Oddly enough, social media complaints about these and similar hindrances are usually accompanied by cries for city governments to do more. There may be a shortage of trash cans downtown and smokers lack proper receptacles for their refuse. However, when we become angry after witnessing these behaviours, the issue becomes more about culture, manners and education.
Metro Vancouverites are also more likely to become more upset at motorists who break the law than at cyclists who roam free. The use of hand-held cellphones by drivers has been banned in the province since January 2010, yet it is consistently one of the major sources of frustration in surveys about transportation. Speeding has been identified as an issue that bothers British Columbians, with sizable majorities calling for some form of automated enforcement.

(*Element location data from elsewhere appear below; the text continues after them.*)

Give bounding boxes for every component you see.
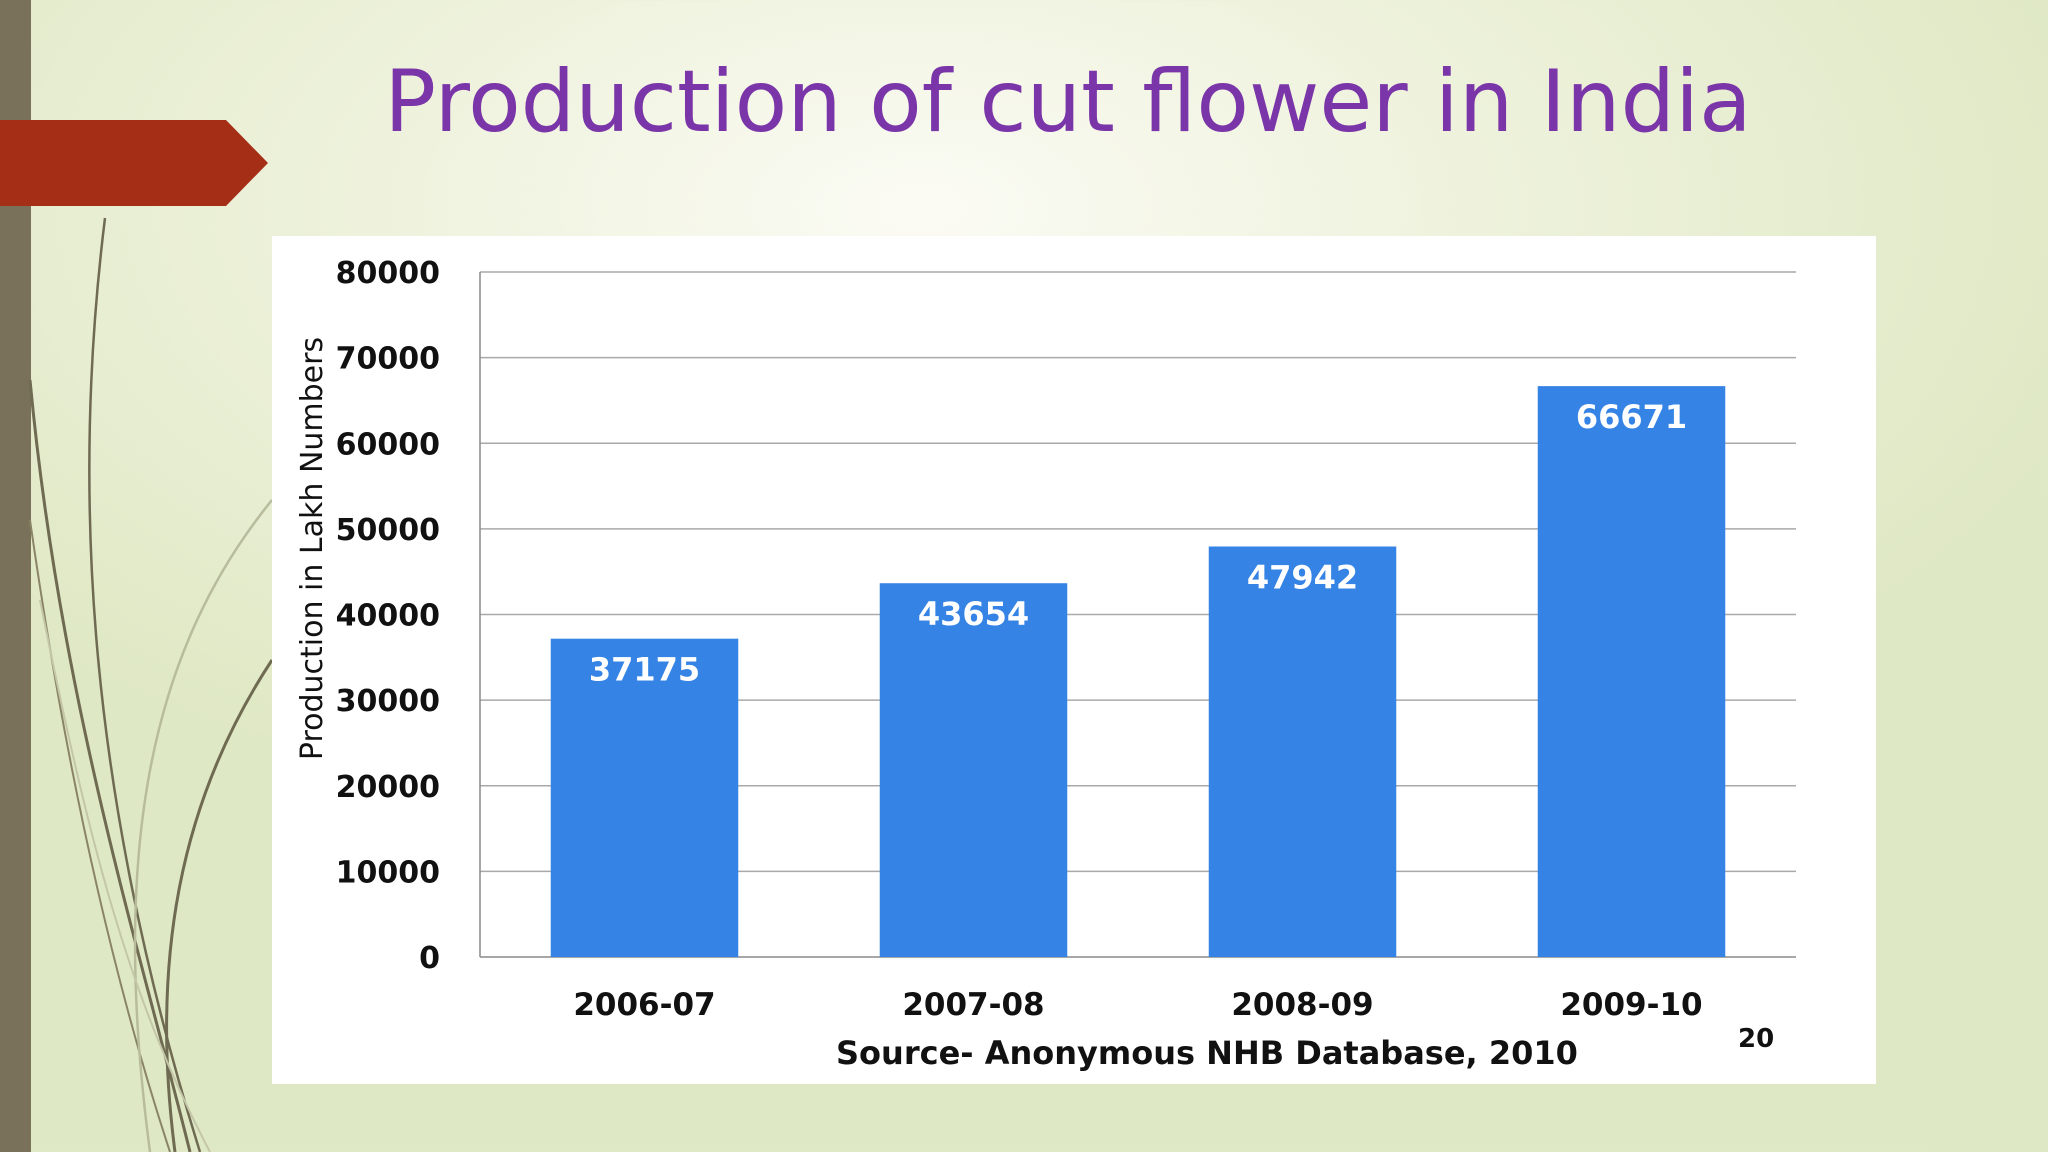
bar-2008-09 — [1208, 546, 1397, 957]
x-tick-label: 2007-08 — [902, 987, 1044, 1023]
bar-2006-07 — [550, 638, 739, 957]
y-tick-label: 10000 — [336, 855, 440, 890]
y-tick-label: 0 — [419, 941, 440, 976]
y-tick-labels: 0 10000 20000 30000 40000 50000 60000 70000 8000… — [336, 256, 440, 976]
y-tick-label: 80000 — [336, 256, 440, 291]
decorative-grass-lines — [28, 217, 274, 1152]
slide-title: Production of cut flower in India — [384, 52, 1752, 152]
y-tick-label: 60000 — [336, 427, 440, 462]
bars — [550, 386, 1726, 957]
x-tick-label: 2008-09 — [1231, 987, 1373, 1023]
y-axis-label: Production in Lakh Numbers — [295, 337, 330, 760]
x-tick-labels: 2006-07 2007-08 2008-09 2009-10 — [573, 987, 1702, 1023]
y-tick-label: 70000 — [336, 342, 440, 377]
bar-value-label: 37175 — [589, 651, 700, 689]
source-note: Source- Anonymous NHB Database, 2010 — [836, 1034, 1578, 1072]
x-tick-label: 2006-07 — [573, 987, 715, 1023]
y-tick-label: 30000 — [336, 684, 440, 719]
data-labels: 37175 43654 47942 66671 — [589, 398, 1687, 689]
bar-2007-08 — [879, 583, 1068, 957]
bar-2009-10 — [1537, 386, 1726, 957]
bar-value-label: 47942 — [1247, 558, 1358, 596]
bar-value-label: 66671 — [1576, 398, 1687, 436]
y-tick-label: 40000 — [336, 599, 440, 634]
chart-panel: 37175 43654 47942 66671 0 10000 20000 30000 400… — [272, 236, 1876, 1084]
bar-chart: 37175 43654 47942 66671 0 10000 20000 30000 400… — [295, 256, 1796, 1023]
y-tick-label: 50000 — [336, 513, 440, 548]
y-tick-label: 20000 — [336, 770, 440, 805]
bar-value-label: 43654 — [918, 595, 1029, 633]
title-arrow-shape — [0, 120, 268, 206]
x-tick-label: 2009-10 — [1560, 987, 1702, 1023]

It is not surprising to see that Metro Vancouverites aged 55 and over are significantly more likely to get angry after witnessing these behaviours than their younger counterparts – although some irritation is practically universal in every age group and city. Reversing this trend must begin with taking a look at our own conduct and showing our entire community the respect it deserves.
Results are based on an online study conducted October 24–27, 2019, among 700 adults in Metro Vancouver. The data has been statistically weighted according to Canadian census figures for age, gender and region in Metro Vancouver. The margin of error, which measures sample variability, is plus or minus 3.7 percentage points, 19 times out of 20.